Over a long time, expensive companies have become even more expensive on the stock exchange, while cheap ones have become even cheaper. In this valuation gap, Catella Fonder's portfolio managers have often chosen a little more of the lower-valued companies.
Has that picture changed as the market has become more troubled?
"That's not the case in the short term. The cheaper companies did better than the expensive ones in late autumn and January, but now it has gone sharply the other way. This is because the market flees into companies that are perceived as safe and have worked in the past," says Wennberg.
However, the managers have not changed anything in their basic principle of looking for undervalued companies, according to Wennberg. What has changed are the conditions.
Among the sectors that have recently had the most difficulty are travel-related industries like hotels and aviation. Here, the managers have chosen to sell and stay away.
"We had a small position in Norwegian in January, which I sold the first day I heard about the virus, and it has fallen 60 percent since then," says Wennberg.
Scandic Hotels is another tormented share, which has fallen in the region of 35 percent.
"It was on the list of things to look at in January. It was relatively cheap, and data from the Finnish market in particular was positive in January. But we never get around to buying, and when the coronavirus hit it disappeared from our radar," says Wennberg.
Interest rates have fallen back to extremely low levels in Europe. Before the turmoil erupted, the market had very tight spreads. However, this has changed, according to Elofsson. The spreads have widened by about 1 percent when looking at a generic high-yield index, albeit from a very low level. However, if the course of events surrounding the virus becomes negative there is more downside to go, according to the fund manager.

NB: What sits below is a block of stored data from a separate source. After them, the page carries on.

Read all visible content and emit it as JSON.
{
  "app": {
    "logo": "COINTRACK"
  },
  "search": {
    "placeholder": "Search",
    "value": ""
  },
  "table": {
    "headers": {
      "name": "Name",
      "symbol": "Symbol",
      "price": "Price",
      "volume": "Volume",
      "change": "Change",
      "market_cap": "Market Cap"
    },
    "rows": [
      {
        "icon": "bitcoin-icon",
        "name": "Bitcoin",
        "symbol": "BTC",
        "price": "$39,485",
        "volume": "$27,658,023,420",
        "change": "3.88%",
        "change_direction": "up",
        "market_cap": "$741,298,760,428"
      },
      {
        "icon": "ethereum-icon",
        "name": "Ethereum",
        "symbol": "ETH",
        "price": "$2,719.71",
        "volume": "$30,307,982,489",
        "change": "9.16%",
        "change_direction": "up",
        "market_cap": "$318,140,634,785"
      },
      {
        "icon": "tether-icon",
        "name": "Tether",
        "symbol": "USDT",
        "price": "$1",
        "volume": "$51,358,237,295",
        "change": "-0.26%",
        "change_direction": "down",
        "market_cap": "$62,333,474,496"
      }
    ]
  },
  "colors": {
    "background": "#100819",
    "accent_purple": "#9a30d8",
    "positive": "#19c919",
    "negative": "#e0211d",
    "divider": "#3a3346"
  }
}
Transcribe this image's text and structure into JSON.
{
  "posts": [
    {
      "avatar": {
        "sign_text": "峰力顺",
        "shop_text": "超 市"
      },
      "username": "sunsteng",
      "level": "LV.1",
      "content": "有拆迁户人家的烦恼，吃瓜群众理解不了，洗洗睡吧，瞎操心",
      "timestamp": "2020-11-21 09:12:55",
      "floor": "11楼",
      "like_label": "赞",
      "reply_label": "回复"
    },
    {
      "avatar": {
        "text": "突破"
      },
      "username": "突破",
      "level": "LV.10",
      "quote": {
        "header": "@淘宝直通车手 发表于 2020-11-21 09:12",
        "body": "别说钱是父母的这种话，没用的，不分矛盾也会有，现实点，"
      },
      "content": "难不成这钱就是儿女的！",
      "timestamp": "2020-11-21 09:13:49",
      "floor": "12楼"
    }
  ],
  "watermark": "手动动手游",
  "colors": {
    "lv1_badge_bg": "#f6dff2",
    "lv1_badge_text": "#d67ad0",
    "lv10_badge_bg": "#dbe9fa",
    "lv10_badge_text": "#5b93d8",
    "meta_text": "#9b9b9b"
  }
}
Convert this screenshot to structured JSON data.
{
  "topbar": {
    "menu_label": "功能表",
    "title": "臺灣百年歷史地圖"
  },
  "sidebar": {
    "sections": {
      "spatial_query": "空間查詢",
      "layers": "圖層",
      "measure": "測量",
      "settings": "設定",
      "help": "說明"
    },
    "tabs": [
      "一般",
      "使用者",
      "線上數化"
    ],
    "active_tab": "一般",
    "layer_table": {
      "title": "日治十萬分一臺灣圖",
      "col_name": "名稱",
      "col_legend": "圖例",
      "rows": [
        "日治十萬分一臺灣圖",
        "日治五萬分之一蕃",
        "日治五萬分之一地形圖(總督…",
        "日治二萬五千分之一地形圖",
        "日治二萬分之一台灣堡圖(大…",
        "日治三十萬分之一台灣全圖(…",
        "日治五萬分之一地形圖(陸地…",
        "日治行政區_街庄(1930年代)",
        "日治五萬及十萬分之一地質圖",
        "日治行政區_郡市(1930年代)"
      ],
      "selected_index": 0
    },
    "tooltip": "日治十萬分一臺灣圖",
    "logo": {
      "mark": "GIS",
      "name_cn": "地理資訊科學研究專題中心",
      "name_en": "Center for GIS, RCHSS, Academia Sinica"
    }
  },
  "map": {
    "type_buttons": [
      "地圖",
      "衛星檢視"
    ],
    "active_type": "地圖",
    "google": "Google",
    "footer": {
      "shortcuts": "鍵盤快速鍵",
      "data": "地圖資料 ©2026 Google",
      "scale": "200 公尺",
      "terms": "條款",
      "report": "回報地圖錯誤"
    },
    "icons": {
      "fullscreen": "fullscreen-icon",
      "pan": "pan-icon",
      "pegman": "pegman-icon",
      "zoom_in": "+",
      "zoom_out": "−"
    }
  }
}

"High yield is, of course, typically either a slightly more risky business or highly indebted companies, and having high debt is an increased risk. On the other hand, interest rates being so incredibly low puts downward pressure on spreads. What could happen, and will happen if the economy gets worse, is that there will be insolvencies," says Elofsson.
He adds, however, that the low interest rates make it easier for companies to pay off their loans – the most difficult situation is, instead, higher interest rates along with lower cash flows.
Since last autumn, Catella Fonder's fixed income managers have chosen to sell off many of the companies that have functioned a little worse. Instead, they have sought out more stable business models, such as telecoms, food production and the like.
Back to equities. Is it index investment driving much of the multiple expansion in companies?
"Yes, what has affected markets a lot in recent years is the index flows that account for maybe half of the capital coming in. This is blind capital that affects valuations greatly. At some point it will be good for those who look at valuations, but that could be like trying to stand up against a flood," says Elofsson.
He continues: "Another trend that has continued for a long time is falling interest rates, and looking at multiples without looking at alternative investments is strange. It is possible to justify much higher multiples today because interest rates are so much lower. But at some point, that should calm down," he says.
Thomas Elofsson also points to a third trend that greatly affects valuations: ESG, environmental problems and the like, where investors adapt their portfolios and regulators are in control.
"Anyone watching oil will have seen that although the price of oil went up quite a lot last year, investments in oil companies were very bad business," says Elofsson.